Translation—We had to pay off the insurance companies to get them to support ObamaCare with a ban on pre-existing conditions.  It’s like insurance for the insurance companies, except they don’t pay a premium.

Here’s what we’re paying the insurance carriers for the privilege of selling coverage on the ObamaCare exchanges:

PPACA Section 1341:

2014 - $10 billion
2015 - $6 billion
2016 - $4 billion

Who’s paying for the program?  You, through increased premiums on your health plan - even if you’re not in the ObamaCare exchanges - to pay the fee of $63 per covered individual.  The fee applies even if you’re covered under an employer-sponsored plan that has nothing to do with the exchanges.

So even if the risk pool becomes slightly riskier as the result of a one-year individual mandate delay (again, I imagine it would be only a slight change because the 2014 tax-penalty is almost de minimis), the insurance companies will still get their $10 billion Transitional Reinsurance Program payout in 2014.  Death spiral likely averted.
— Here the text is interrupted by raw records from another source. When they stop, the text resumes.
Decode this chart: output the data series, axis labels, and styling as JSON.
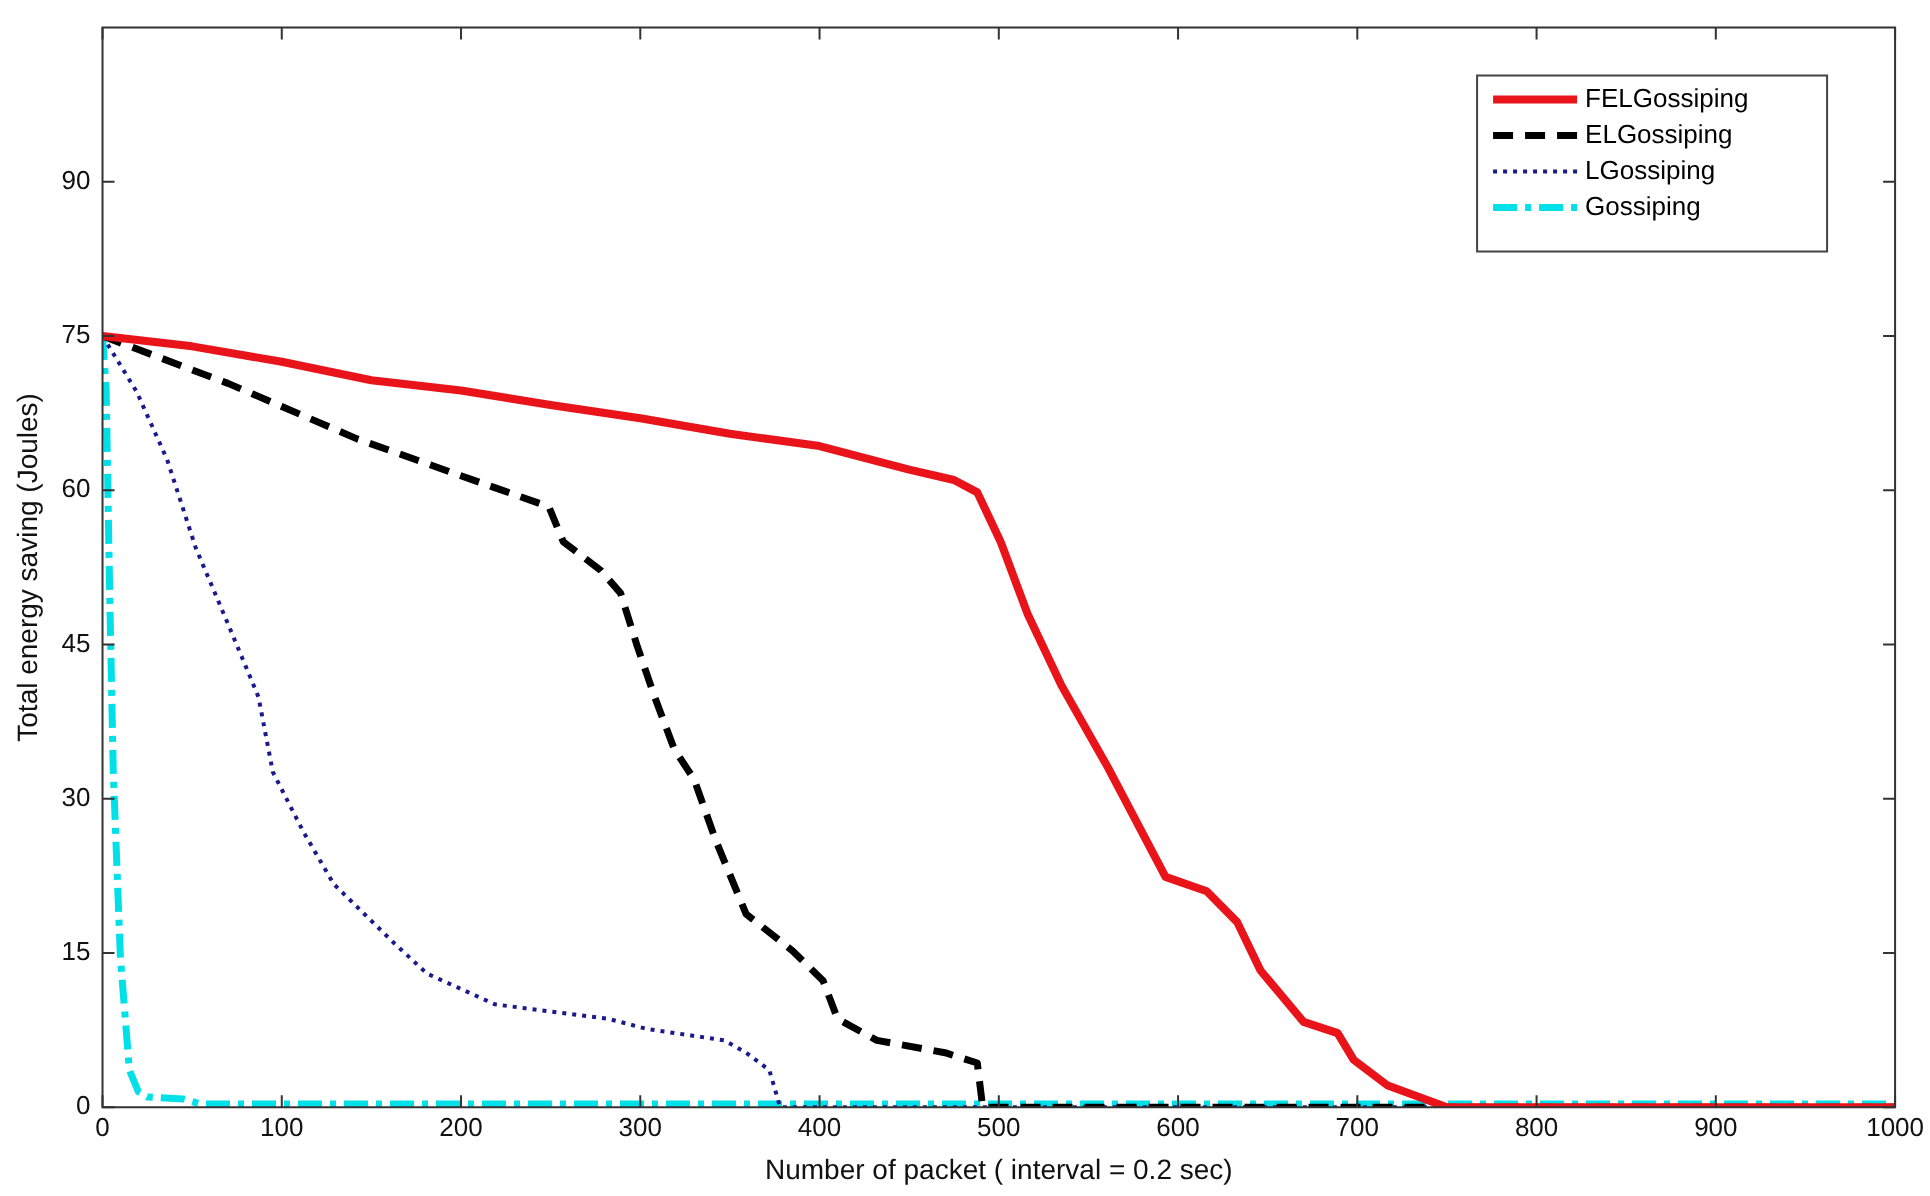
{
  "chart_data": {
    "type": "line",
    "xlabel": "Number of packet ( interval = 0.2 sec)",
    "ylabel": "Total energy saving (Joules)",
    "xlim": [
      0,
      1000
    ],
    "ylim": [
      0,
      105
    ],
    "xticks": [
      0,
      100,
      200,
      300,
      400,
      500,
      600,
      700,
      800,
      900,
      1000
    ],
    "yticks": [
      0,
      15,
      30,
      45,
      60,
      75,
      90
    ],
    "grid": false,
    "legend": "top right",
    "marker": "none",
    "series": [
      {
        "name": "FELGossiping",
        "color": "#e8141a",
        "line_style": "solid",
        "x": [
          0,
          50,
          100,
          150,
          200,
          250,
          300,
          350,
          400,
          450,
          475,
          488,
          501,
          516,
          535,
          561,
          593,
          616,
          633,
          646,
          670,
          689,
          698,
          717,
          750,
          1000
        ],
        "values": [
          75,
          74,
          72.5,
          70.7,
          69.7,
          68.3,
          67,
          65.5,
          64.3,
          62,
          61,
          59.8,
          55,
          48,
          41,
          33,
          22.4,
          21,
          18,
          13.3,
          8.3,
          7.2,
          4.6,
          2.1,
          0,
          0
        ]
      },
      {
        "name": "ELGossiping",
        "color": "#000000",
        "line_style": "dashed",
        "x": [
          0,
          70,
          142,
          197,
          249,
          257,
          278,
          289,
          298,
          308,
          319,
          330,
          342,
          359,
          385,
          402,
          410,
          432,
          470,
          488,
          491,
          1000
        ],
        "values": [
          75,
          70.4,
          65,
          61.6,
          58.4,
          55,
          52.2,
          50,
          45,
          39.9,
          34.8,
          31.9,
          26,
          18.8,
          15.2,
          12.3,
          8.6,
          6.5,
          5.3,
          4.3,
          0,
          0
        ]
      },
      {
        "name": "LGossiping",
        "color": "#1a1a8c",
        "line_style": "dotted",
        "x": [
          0,
          19,
          36,
          52,
          70,
          87,
          95,
          112,
          129,
          163,
          181,
          219,
          282,
          304,
          347,
          359,
          372,
          378,
          1000
        ],
        "values": [
          75,
          69.6,
          63,
          54.4,
          47,
          39.9,
          32.6,
          26.8,
          21.7,
          15.9,
          13,
          10,
          8.6,
          7.6,
          6.5,
          5.3,
          3.6,
          0,
          0
        ]
      },
      {
        "name": "Gossiping",
        "color": "#00e0e8",
        "line_style": "dashdot",
        "x": [
          0,
          2,
          4,
          6,
          10,
          15,
          20,
          25,
          45,
          55,
          1000
        ],
        "values": [
          75,
          70,
          50,
          32.6,
          14.5,
          3.6,
          1.5,
          1,
          0.8,
          0.3,
          0.3
        ]
      }
    ]
  }
}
a) We get a one-year individual mandate delay, whether through proper congressional act or by executive decree.  Republicans declare victory even though it’s nowhere near the original goal of defunding or delaying all of ObamaCare.  Democrats claim they’ve made a major concession.

b) is repaired to a marginally functional state in time for the next open enrollment period and the mid-term elections.  Federally-facilitated ObamaCare exchanges become just accessible enough on the front-end, and sufficiently operational on the back-end, to ease public outrage.

c) President Obama, the Democrats, and the media begin a massive messaging campaign to convince Americans that ObamaCare has now adapted to meet our expectations through a) and b).  Any remaining complaints are mere sour grapes from the Tea Party/extremists.  No more debate will be tolerated.

At this point, we will be in a big hole.  The individual mandate delay efforts and failures have caused us to somewhat lose sight of the big picture.

The big picture is the $1.075 trillion we are going to spend over the next ten years on ObamaCare exchange subsidies, and the fact that the IRS is unconstitutionally implementing the subsidies in states that have not established an exchange.  It’s the employer mandate taking effect in 2015 to kill jobs, cut hours, and stunt economic growth.  It’s the individual mandate ramping up to full effect in 2015 and 2016.

The big picture is the $710 billion in Medicaid expansion over the next 10 years, and ensuring that states take the one tiny ray of light from the ridiculous Roberts decision to block this further federal encroachment.  It’s the trend toward narrow-network plans on the ObamaCare exchange that significantly limit your doctor and hospital choices.  The big picture is Harry Reid openly admitting that this is all just a temporary apparatus on the pathway to a single-payer system.

The biggest picture is that ObamaCare is the progressive movement’s most significant threat to individual liberty we’ve yet faced.  A one-year reprieve from the individual mandate would do very little to change that brutal reality.